At one stage when the kids were little, a student called Jim Miller who was on a year’s exchange from Colorado persuaded me to visit the local pawn shop and buy an electric guitar, instead of buying a barbeque, which had been the original goal of the outing. Jim had been a professional musician before turning to biology later in life, and we were nearly twins, having been born within days of each other. So I ended up with a blue Peavey guitar that had been strung left-handed and had a non-functional tone control.
In the year I turned 60 I decided to buy myself a decent guitar and actually commit to spending time learning and playing. I was well established in my career, my two lovely children had grown up and flown away and my dear wife was spending as much time on the water in kayaks as she could manage.
So, not giving up on the rock star fantasy, I bought myself a cherry red Fender Stratocaster, just like Mark Knopfler’s. I found this a whole lot easier to play than any guitar I’d ever owned before. I’d also fulfilled a long-held ambition to own a full set of Highland bagpipes. I enjoyed the electronic bagpipe but this was still a pale imitation of the full pipes. If the chanter is difficult to master, then the full pipes add multiple layers of challenges that bedevil the beginner. Simply holding the thing so that the drones (the things sticking up from the bag) don’t knock you out is the first challenge. Then you have to do at least 3 things at once to make any sort of noise from the instrument. And when you do, it sounds pretty terrible – and VERY LOUD. I really admire people who play the bagpipes. I have to confess that I set the pipes aside and went back to concentrating on the guitar.

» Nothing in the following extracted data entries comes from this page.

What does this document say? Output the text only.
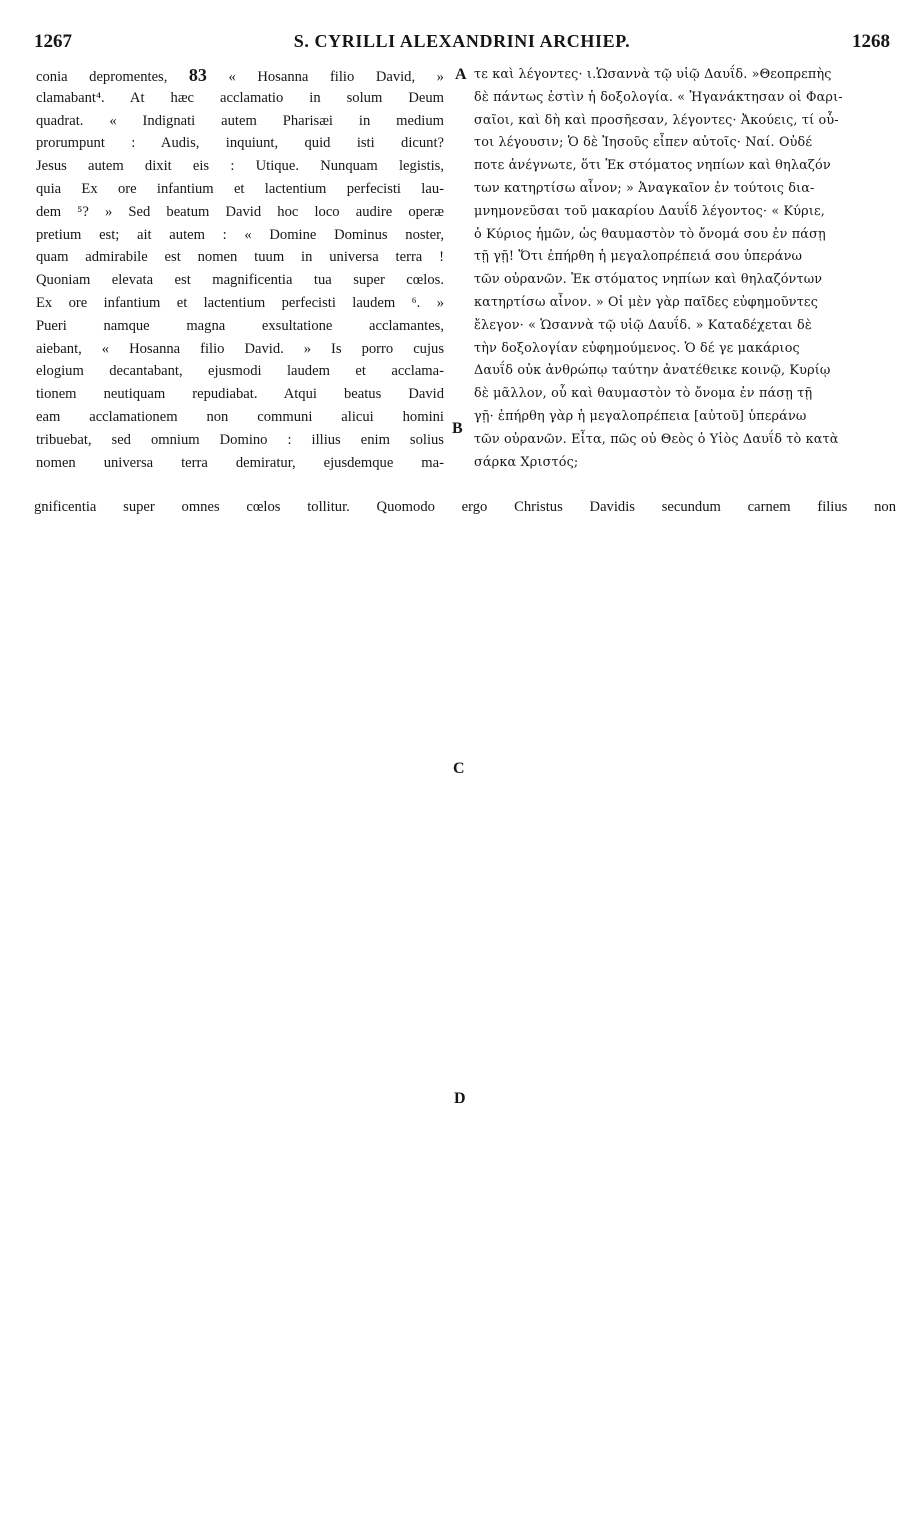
1267	S. CYRILLI ALEXANDRINI ARCHIEP.	1268
conia depromentes, 83 « Hosanna filio David, »
clamabant⁴. At hæc acclamatio in solum Deum
quadrat. « Indignati autem Pharisæi in medium
prorumpunt : Audis, inquiunt, quid isti dicunt?
Jesus autem dixit eis : Utique. Nunquam legistis,
quia Ex ore infantium et lactentium perfecisti lau-
dem ⁵? » Sed beatum David hoc loco audire operæ
pretium est; ait autem : « Domine Dominus noster,
quam admirabile est nomen tuum in universa terra !
Quoniam elevata est magnificentia tua super cœlos.
Ex ore infantium et lactentium perfecisti laudem ⁶. »
Pueri namque magna exsultatione acclamantes,
aiebant, « Hosanna filio David. » Is porro cujus
elogium decantabant, ejusmodi laudem et acclama-
tionem neutiquam repudiabat. Atqui beatus David
eam acclamationem non communi alicui homini
tribuebat, sed omnium Domino : illius enim solius
nomen universa terra demiratur, ejusdemque ma-
τε καὶ λέγοντες· ι.Ὡσαννὰ τῷ υἱῷ Δαυΐδ. »Θεοπρεπὴς
δὲ πάντως ἐστὶν ἡ δοξολογία. « Ἠγανάκτησαν οἱ Φαρι-
σαῖοι, καὶ δὴ καὶ προσῆεσαν, λέγοντες· Ἀκούεις, τί οὗ-
τοι λέγουσιν; Ὁ δὲ Ἰησοῦς εἶπεν αὐτοῖς· Ναί. Οὐδέ
ποτε ἀνέγνωτε, ὅτι Ἐκ στόματος νηπίων καὶ θηλαζόν
των κατηρτίσω αἶνον; » Ἀναγκαῖον ἐν τούτοις δια-
μνημονεῦσαι τοῦ μακαρίου Δαυΐδ λέγοντος· « Κύριε,
ὁ Κύριος ἡμῶν, ὡς θαυμαστὸν τὸ ὄνομά σου ἐν πάσῃ
τῇ γῇ! Ὅτι ἐπήρθη ἡ μεγαλοπρέπειά σου ὑπεράνω
τῶν οὐρανῶν. Ἐκ στόματος νηπίων καὶ θηλαζόντων
κατηρτίσω αἶνον. » Οἱ μὲν γὰρ παῖδες εὐφημοῦντες
ἔλεγον· « Ὡσαννὰ τῷ υἱῷ Δαυΐδ. » Καταδέχεται δὲ
τὴν δοξολογίαν εὐφημούμενος. Ὁ δέ γε μακάριος
Δαυΐδ οὐκ ἀνθρώπῳ ταύτην ἀνατέθεικε κοινῷ, Κυρίῳ
δὲ μᾶλλον, οὗ καὶ θαυμαστὸν τὸ ὄνομα ἐν πάσῃ τῇ
γῇ· ἐπήρθη γὰρ ἡ μεγαλοπρέπεια [αὐτοῦ] ὑπεράνω
τῶν οὐρανῶν. Εἶτα, πῶς οὐ Θεὸς ὁ Υἱὸς Δαυΐδ τὸ κατὰ
σάρκα Χριστός;
gnificentia super omnes cœlos tollitur. Quomodo ergo Christus Davidis secundum carnem filius non
A
B
C
D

The basic chords and shapes were still etched somewhere deep in the spinal chord, and I slowly made some progress. I discovered, though, that teaching yourself with a bunch of mates at high school embeds a surprising number of bad habits that don’t matter much when you’re crap anyway, but matter a whole lot if you’re trying to improve. So, I basically had to go back pretty much to square one and re-train. And I’m still making slow progress – the key to getting better, it appears, is practice. So I try to have at least 30 minutes a day – although I’ve realised that this is just enough to maintain a holding pattern, and that real progress requires a bigger commitment, which is achievable during vacation time but hasn’t been possible during the normal working week. Giving up the day job is obviously what’s required!
Fast forward to now, and I’ve been on a fascinating journey of learning about guitars, moving from electric to mostly acoustic, meeting an incredible bunch of people involved in guitars in one way or another – oh, yes, and acquiring a few guitars along the way. I’ll be writing posts about the people, the guitars, and the ecological and conservation aspects of the materials used.